In theory that’s good news for tourists visiting Japan and for Japanese companies exporting their goods – like motorcycle manufacturers. They get more yen for every dollar or pound, upping profits and allowing them to be more aggressive with their pricing. But it’s not that simple, so don’t expect to see a sudden influx of ultra-cheap, high-end Japanese bikes hitting showrooms.
There are several reasons for that. For a start, the ‘Big Four’ Japanese bike firms are international corporations now, spread far wider than Japan. They have manufacturing facilities all over the globe and source components and expertise just as broadly. That means that while the bottom line in their annual reports might read in yen, they’re actually dealing with multiple economies around the world. That broader manufacturing base is something that’s grown significantly since the end of the bubble era, which means the Japanese bike companies don’t get the same benefit from a weak yen as they did 30 years ago.
There’s also a substantial delay between currency fluctuations and a knock-on effect on product prices. For example, the bikes Honda, Yamaha et al are selling in the UK this year will getting imported at wholesale prices that were agreed several months ago, so even if the latest drop in the yen’s value turns out to be a sustained one, it’s unlikely to be felt in showrooms here until 2025.
How have bike prices changed over the last 30 years?
Are today’s Japanese bikes more or less expensive than they were three decades ago? The answer is… it depends on the bike.

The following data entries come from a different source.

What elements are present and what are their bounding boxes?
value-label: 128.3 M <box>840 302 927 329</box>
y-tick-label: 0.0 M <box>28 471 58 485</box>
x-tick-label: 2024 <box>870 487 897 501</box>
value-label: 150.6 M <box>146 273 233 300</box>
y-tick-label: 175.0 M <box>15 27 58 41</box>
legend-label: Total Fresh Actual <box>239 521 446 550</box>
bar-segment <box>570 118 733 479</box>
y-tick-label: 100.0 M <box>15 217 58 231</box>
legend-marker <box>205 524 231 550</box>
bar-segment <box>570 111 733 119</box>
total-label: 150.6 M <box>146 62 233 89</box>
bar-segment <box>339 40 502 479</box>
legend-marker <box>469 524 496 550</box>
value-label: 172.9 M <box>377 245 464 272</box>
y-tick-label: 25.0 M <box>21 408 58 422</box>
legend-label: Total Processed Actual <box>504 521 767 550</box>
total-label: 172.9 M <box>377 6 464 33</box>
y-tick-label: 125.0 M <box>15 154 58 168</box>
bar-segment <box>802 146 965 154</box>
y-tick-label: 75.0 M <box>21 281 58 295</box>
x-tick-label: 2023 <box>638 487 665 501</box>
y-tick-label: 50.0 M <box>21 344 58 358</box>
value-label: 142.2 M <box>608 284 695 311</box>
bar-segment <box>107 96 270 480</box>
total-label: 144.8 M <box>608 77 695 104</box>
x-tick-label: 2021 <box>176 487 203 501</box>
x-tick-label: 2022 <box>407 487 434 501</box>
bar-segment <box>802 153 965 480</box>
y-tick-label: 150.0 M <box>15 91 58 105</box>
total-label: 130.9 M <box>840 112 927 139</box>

Here’s how a couple of popular long-running models have faired since 1994:
Honda CBR600F/CBR650F/CBR650R
Honda’s four-cylinder CBR600F was an icon of the late 80s and early 90s and its spirit lives on today in the CBR650R (the CBR600RR having departed in a much more aggressive, sportier direction in the early noughties). With inflation taken into account, today’s bike is much, much cheaper than its forebear.

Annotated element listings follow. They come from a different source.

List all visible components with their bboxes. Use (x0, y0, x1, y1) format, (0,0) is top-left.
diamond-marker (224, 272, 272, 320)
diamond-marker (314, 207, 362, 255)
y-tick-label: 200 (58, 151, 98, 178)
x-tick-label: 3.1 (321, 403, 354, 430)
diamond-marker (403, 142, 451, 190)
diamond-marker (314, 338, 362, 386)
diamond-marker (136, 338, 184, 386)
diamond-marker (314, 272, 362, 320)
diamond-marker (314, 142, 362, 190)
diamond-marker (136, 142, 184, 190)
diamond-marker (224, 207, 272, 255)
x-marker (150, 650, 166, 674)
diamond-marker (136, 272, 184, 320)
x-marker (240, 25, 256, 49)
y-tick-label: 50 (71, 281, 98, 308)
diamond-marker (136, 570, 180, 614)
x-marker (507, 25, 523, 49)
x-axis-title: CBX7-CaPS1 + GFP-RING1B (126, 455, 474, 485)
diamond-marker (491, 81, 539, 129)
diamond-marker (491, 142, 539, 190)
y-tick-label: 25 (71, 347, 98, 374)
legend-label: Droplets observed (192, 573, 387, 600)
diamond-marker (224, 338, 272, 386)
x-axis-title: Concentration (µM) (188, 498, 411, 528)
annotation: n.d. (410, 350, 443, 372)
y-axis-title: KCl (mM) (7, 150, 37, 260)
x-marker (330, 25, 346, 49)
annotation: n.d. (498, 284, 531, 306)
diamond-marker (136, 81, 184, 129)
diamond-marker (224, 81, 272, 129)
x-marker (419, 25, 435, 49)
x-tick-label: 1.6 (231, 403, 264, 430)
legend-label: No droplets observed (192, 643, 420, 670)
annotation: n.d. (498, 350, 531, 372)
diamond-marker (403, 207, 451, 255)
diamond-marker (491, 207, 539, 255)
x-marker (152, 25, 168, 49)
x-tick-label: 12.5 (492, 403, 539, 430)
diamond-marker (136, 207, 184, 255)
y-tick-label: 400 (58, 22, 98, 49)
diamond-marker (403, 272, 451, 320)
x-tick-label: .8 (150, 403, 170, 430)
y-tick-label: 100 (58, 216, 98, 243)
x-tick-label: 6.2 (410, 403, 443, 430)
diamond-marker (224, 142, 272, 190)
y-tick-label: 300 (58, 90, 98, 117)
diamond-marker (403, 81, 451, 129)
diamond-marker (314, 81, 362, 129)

Back in 1994 a CBR600F would set you back £6525, equivalent to £13,258 in 2024 pounds. In 2004 the RRP was £6654 (£11,565 in 2024 money), and in 2014 the CBR650F that replaced it cost £7399, which equates to £9846 in 2024 once inflation is taken into account. Today, a new CBR650R comes in at £8599. That means the RRP has risen by about 32% over three decades, but should have doubled if it was to keep up with inflation.
Honda Fireblade
The defining superbike of the early 90s, Honda’s Fireblade, set owners back £8655 in 1994. Adjusted for inflation, that would be the equivalent of £17,587 in 2024 pounds. By 2004, despite some substantial upgrades, the Blade’s price had barely changed at £8739, equating to £15,189 today. Since then, though, it’s risen fast. In 2014 a Fireblade cost £14,999, which would be just a smidge under £20k in today’s money, and the latest generation machine in 2024 costs £23,499. So, the Blade’s RRP has grown by more than 270% since the 90s, outstripping inflation.